Vivendo em off-line
Perdi os meus arquivos de um livro que acabei de preparar e não sei como recuperá-lo. Quatro anos de trabalho diário. É perfeitamente legítimo que eu fique agastado, irritadiço e meio que desesperado. Mesmo porque já assinei contrato com uma editora para publicar a obra. Meu precioso arquivo foi para algum lugar incerto e não sabido, como diz o chavão policial. Se existe alguma possibilidade de recuperar, aceito sugestões dos companheiros técnicos.
O computador requer do seu operador cuidados especiais. Tem que salvar a todo instante, não pode pressionar certas teclas misteriosas que parece estar no teclado apenas para ocultar os arquivos mais importantes. A traça antigamente comia nossos originais, a certidão de nascimento e as contas atrasadas. Mas consumia devagar, dava tempo para que o dono promovesse a restauração. No computador, o jogo é instantâneo. Num piscar de olhos, você fica sem os documentos.
Meu contato com o modernismo da escrita eletrônica sempre foi débil, embaraçado e inseguro. Sou dos que usam o computador mais como máquina de escrever, sem atinar para outras funções do bicho. Aqui e ali aprendo lentamente a usar um recurso. Trabalho sempre em regime de cooperação com alguém mais esperto nesta área, geralmente um dos filhotes. Mas acontecem acidentes como o de ontem, e fico aqui pensando em me retirar do mundo encantado dos blogs, retomar a velha Olivetti, os maços de papel e a caneta para anotações. Quando começava a adorar esse poder em minhas mãos, de sempre encontrar alguém disposto a ler os desarrazoados aqui postados, a máquina me dá essa rasteira.

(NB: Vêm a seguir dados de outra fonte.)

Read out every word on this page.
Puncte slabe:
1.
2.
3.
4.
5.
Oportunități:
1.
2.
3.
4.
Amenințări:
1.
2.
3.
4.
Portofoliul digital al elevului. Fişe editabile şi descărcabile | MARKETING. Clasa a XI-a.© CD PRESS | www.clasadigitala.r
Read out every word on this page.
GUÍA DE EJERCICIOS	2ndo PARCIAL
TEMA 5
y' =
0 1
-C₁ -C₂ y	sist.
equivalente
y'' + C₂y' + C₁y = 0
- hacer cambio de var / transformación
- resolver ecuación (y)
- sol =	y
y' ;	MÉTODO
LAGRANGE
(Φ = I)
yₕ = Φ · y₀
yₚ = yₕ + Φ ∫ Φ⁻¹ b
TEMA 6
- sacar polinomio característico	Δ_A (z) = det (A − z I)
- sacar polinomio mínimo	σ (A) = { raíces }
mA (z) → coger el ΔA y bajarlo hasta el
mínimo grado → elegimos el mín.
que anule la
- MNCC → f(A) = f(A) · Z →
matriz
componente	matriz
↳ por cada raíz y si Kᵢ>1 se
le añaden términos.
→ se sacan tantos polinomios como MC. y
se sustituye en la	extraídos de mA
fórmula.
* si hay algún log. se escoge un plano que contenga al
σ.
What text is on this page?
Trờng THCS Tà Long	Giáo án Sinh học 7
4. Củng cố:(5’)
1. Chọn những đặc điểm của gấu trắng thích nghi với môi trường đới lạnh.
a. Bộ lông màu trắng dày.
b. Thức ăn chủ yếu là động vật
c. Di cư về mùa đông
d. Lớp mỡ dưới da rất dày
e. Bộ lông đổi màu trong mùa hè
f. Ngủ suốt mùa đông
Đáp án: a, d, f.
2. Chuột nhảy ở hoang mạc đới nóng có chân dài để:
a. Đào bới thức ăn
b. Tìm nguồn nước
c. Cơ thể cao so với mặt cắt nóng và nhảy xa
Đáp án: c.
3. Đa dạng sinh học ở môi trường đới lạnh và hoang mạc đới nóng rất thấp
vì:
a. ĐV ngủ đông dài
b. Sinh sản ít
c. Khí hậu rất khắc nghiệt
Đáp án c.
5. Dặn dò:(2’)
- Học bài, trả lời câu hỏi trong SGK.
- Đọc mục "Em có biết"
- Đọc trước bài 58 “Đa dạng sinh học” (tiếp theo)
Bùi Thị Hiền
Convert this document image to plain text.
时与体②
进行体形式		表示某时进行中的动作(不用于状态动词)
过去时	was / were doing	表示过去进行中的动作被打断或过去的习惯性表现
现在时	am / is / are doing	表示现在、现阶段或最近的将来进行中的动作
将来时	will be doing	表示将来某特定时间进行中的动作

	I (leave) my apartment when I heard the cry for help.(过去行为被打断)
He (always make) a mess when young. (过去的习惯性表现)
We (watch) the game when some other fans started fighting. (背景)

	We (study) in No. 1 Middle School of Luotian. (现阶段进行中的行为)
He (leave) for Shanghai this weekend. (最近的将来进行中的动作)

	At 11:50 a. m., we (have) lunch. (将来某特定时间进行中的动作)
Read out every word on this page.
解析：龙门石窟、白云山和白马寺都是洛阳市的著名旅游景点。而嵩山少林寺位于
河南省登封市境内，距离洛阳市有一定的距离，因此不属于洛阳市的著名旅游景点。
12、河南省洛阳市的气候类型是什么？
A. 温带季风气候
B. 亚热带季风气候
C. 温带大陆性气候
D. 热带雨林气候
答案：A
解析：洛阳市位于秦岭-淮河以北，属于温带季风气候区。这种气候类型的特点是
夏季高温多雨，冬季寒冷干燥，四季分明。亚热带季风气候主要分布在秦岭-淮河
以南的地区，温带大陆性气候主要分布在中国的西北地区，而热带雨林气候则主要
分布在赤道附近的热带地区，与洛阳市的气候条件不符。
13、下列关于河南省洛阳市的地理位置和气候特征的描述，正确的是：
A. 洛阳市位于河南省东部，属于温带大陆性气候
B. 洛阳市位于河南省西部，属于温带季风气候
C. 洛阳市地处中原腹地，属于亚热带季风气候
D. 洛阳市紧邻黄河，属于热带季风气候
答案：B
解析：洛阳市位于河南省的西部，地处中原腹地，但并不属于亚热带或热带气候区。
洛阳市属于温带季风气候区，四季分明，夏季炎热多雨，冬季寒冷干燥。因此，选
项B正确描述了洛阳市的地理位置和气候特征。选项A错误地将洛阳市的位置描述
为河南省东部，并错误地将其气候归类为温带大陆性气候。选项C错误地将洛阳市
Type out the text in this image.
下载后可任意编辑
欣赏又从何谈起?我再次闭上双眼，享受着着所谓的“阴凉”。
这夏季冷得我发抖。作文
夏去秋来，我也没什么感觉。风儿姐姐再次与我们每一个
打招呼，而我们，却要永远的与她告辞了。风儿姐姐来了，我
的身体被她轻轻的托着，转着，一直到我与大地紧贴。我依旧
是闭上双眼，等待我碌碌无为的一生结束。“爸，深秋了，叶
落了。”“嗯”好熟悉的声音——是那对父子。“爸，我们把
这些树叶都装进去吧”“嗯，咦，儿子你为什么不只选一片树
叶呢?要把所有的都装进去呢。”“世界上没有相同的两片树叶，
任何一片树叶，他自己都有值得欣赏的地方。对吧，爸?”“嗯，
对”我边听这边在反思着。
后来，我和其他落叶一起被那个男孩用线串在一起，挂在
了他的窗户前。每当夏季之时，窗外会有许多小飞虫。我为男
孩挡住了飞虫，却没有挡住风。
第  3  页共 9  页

Vivi transições, como todo mundo. Passei da tipografia manual com tipos móveis para a linotipo, e depois para o sistema off set. Fui telegrafista, depois operador de telex e trabalhei como datilógrafo. Encerrei a carreira para surfar na onda da globosfera, que já vai me viciando como uma droga calmante. A interatividade com o leitor é coisa de louco! Dá até uma certa neura.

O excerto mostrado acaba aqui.